Registrants and their advisors have long complained that the existing pro forma rules were too restrictive and resulted in pro forma financial information that was of limited utility to investors. The optional flexibility under the amended rules, therefore, should be a welcome change, but Management’s Adjustments will require additional judgment and could increase preparation time.

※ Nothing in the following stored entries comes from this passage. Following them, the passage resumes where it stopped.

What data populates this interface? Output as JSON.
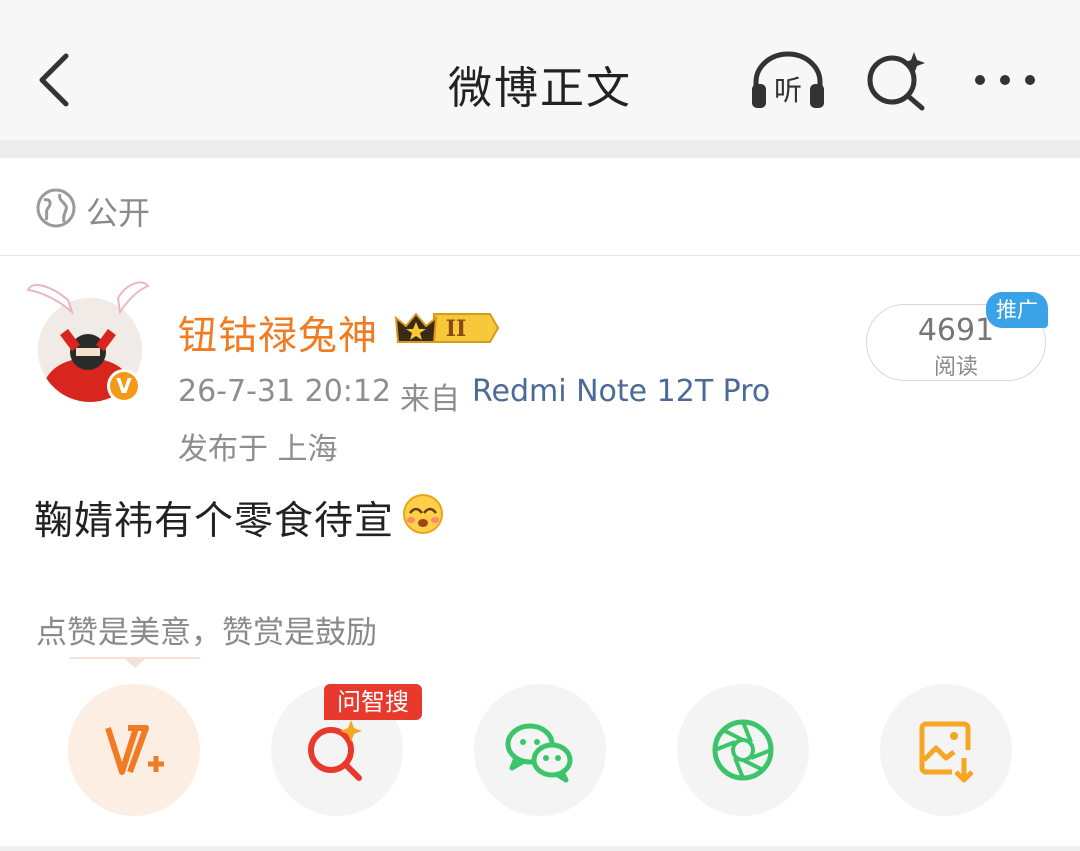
{
  "header": {
    "title": "微博正文",
    "listen_label": "听"
  },
  "visibility": {
    "label": "公开",
    "icon": "globe-icon"
  },
  "post": {
    "author": {
      "name": "钮钴禄兔神",
      "rank_badge": "II"
    },
    "time": "26-7-31 20:12",
    "source_prefix": "来自",
    "source": "Redmi Note 12T Pro",
    "location": "发布于 上海",
    "reads": {
      "count": "4691",
      "label": "阅读"
    },
    "promo_tag": "推广",
    "text": "鞠婧祎有个零食待宣"
  },
  "reward_hint": "点赞是美意，赞赏是鼓励",
  "actions": [
    {
      "icon": "reward-v-plus-icon",
      "accent": "#f07b22"
    },
    {
      "icon": "ai-search-icon",
      "badge": "问智搜",
      "accent": "#e8392c"
    },
    {
      "icon": "wechat-icon",
      "accent": "#3cc46b"
    },
    {
      "icon": "moments-icon",
      "accent": "#3cc46b"
    },
    {
      "icon": "save-image-icon",
      "accent": "#f5a623"
    }
  ],
  "colors": {
    "username": "#f07b22",
    "source_link": "#4a6a98",
    "promo": "#3aa2e6",
    "badge_red": "#e8392c"
  }
}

Although the amendments provide that any forward-looking information is expressly covered by the safe harbor provisions under Securities Act Rule 175 and Exchange Act Rule 3b-6, registrants and underwriters may be reluctant to include quantitative forward-looking information about the potential impacts of acquisitions in reports that are filed with the SEC.

Significance and Business Dispositions

Rule 11-01(a)(4) provides that pro forma financial information is required upon the disposition or probable disposition of a significant portion of a business, if that disposition is not fully reflected in the financial statements of the registrant. Rule 11-01(b) further provides that a disposition of a business is significant if the business to be disposed of meets the conditions of a significant subsidiary under Rule 1-02(w), which uses a 10% significance threshold, rather than the 20% significance threshold used for business acquisitions under Rule 3-05 and Rule 11-01(b).

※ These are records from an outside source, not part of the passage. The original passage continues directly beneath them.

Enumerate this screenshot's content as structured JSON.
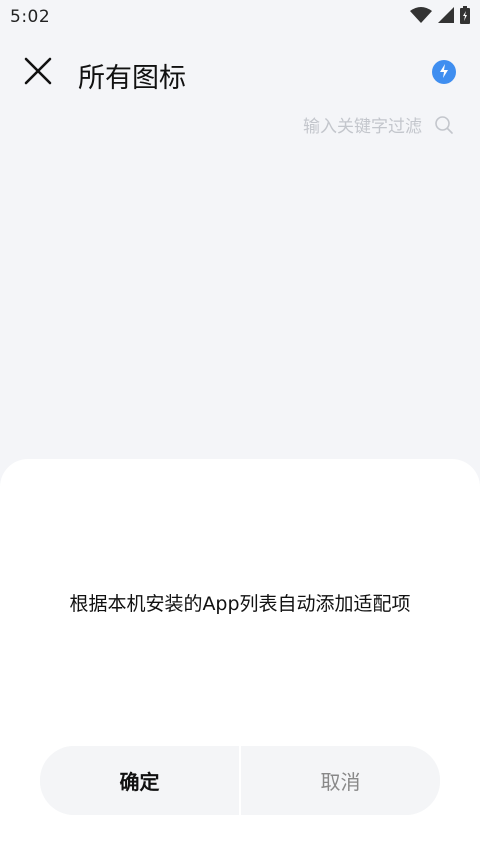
{
  "status_bar": {
    "time": "5:02"
  },
  "header": {
    "title": "所有图标"
  },
  "search": {
    "placeholder": "输入关键字过滤"
  },
  "dialog": {
    "message": "根据本机安装的App列表自动添加适配项",
    "confirm_label": "确定",
    "cancel_label": "取消"
  },
  "colors": {
    "accent": "#3f8ef0",
    "background": "#f4f5f8",
    "sheet": "#ffffff"
  }
}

The SEC amended the requirements regarding business dispositions to:

  • raise the significance threshold for the disposition of a business, including a real estate operation, from 10% to 20% to conform to the threshold at which an acquired business is significant under Rule 3-05 and amended Rule 3-14;
  • to the extent applicable, conform the tests used to determine significance of a disposed business to those used to determine significance of an acquired business; and
  • require smaller reporting companies to provide pro forma financial information for disposition of a significant business in Form 8-K and in certain registration statements and proxy statements when the disposition occurs during or after the most recently completed fiscal year.
Smaller Reporting Companies and Issuers Relying on Regulation A

Rule 8-05 of Regulation S-X sets forth pro forma financial information requirements for business acquisitions by smaller reporting companies. Part F/S of Form 1-A directs an issuer relying on Regulation A to present the pro forma financial information specified by Rule 8-05. While Rule 8-05 provides a number of requirements that are consistent with Article 11, Rule 8-05 did not provide further preparation guidance.

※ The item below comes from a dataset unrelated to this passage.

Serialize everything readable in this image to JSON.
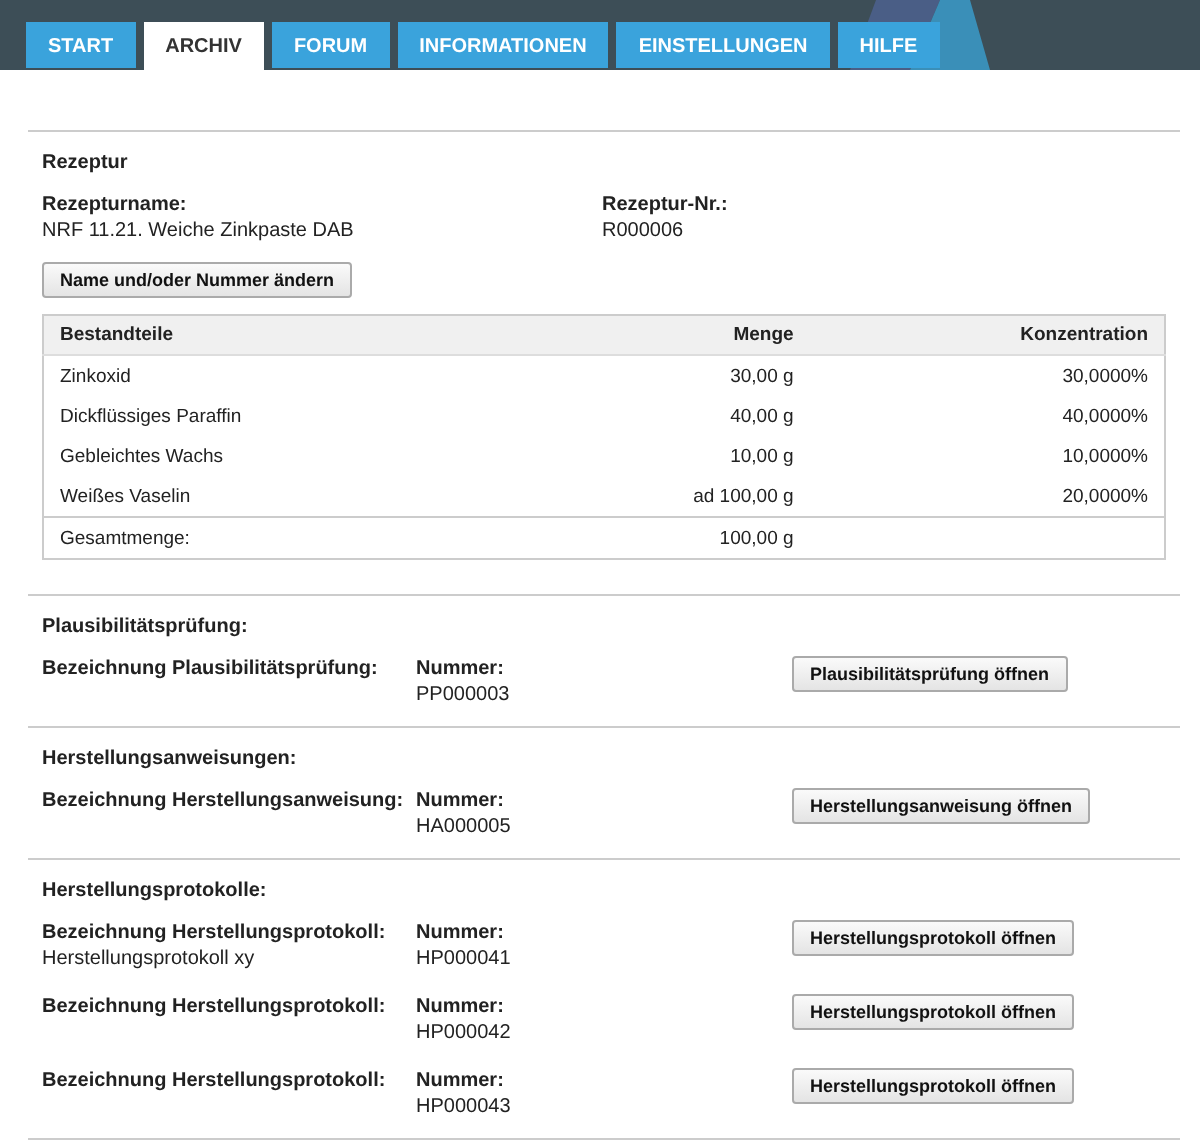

The SEC amended Rule 8-05 to require that the preparation, presentation, and disclosure of pro forma financial information by smaller reporting companies substantially comply with Article 11. The amendments to Rule 8-05 will apply to issuers relying on Regulation A, due to the reference to Rule 8-05 in Part F/S of Form 1-A.


[1] SEC Release No. 33-10786, Amendments to Financial Disclosures about Acquired and Disclosed Businesses. The SEC also adopted new requirements regarding fund acquisitions by investment companies and business development companies. Those new requirements are not addressed in this Client Alert.

[2] The financial statements must be filed not later than 71 calendar days after the initial Form 8-K is required to be filed (i.e., four business days after completion of the acquisition), which results in approximately 75 calendar days to file the required financial statements, although it could be more if the period between completing the acquisition and the Form 8-K deadline includes a weekend or holiday. A similar 75-day filing period applies to registration statements and proxy statements for acquired or to-be-acquired businesses requiring Rule 3-05 Financial Statements, but not for acquired or to-be-acquired businesses requiring Rule 3-14 Financial Statements.

[3] Form 8-K does not require audited financial statements of insignificant acquirees unless they are “related businesses” and significant on a combined basis. “Related businesses” are businesses that are under common control or management, or when the acquisitions are dependent on each other or a single common event or condition.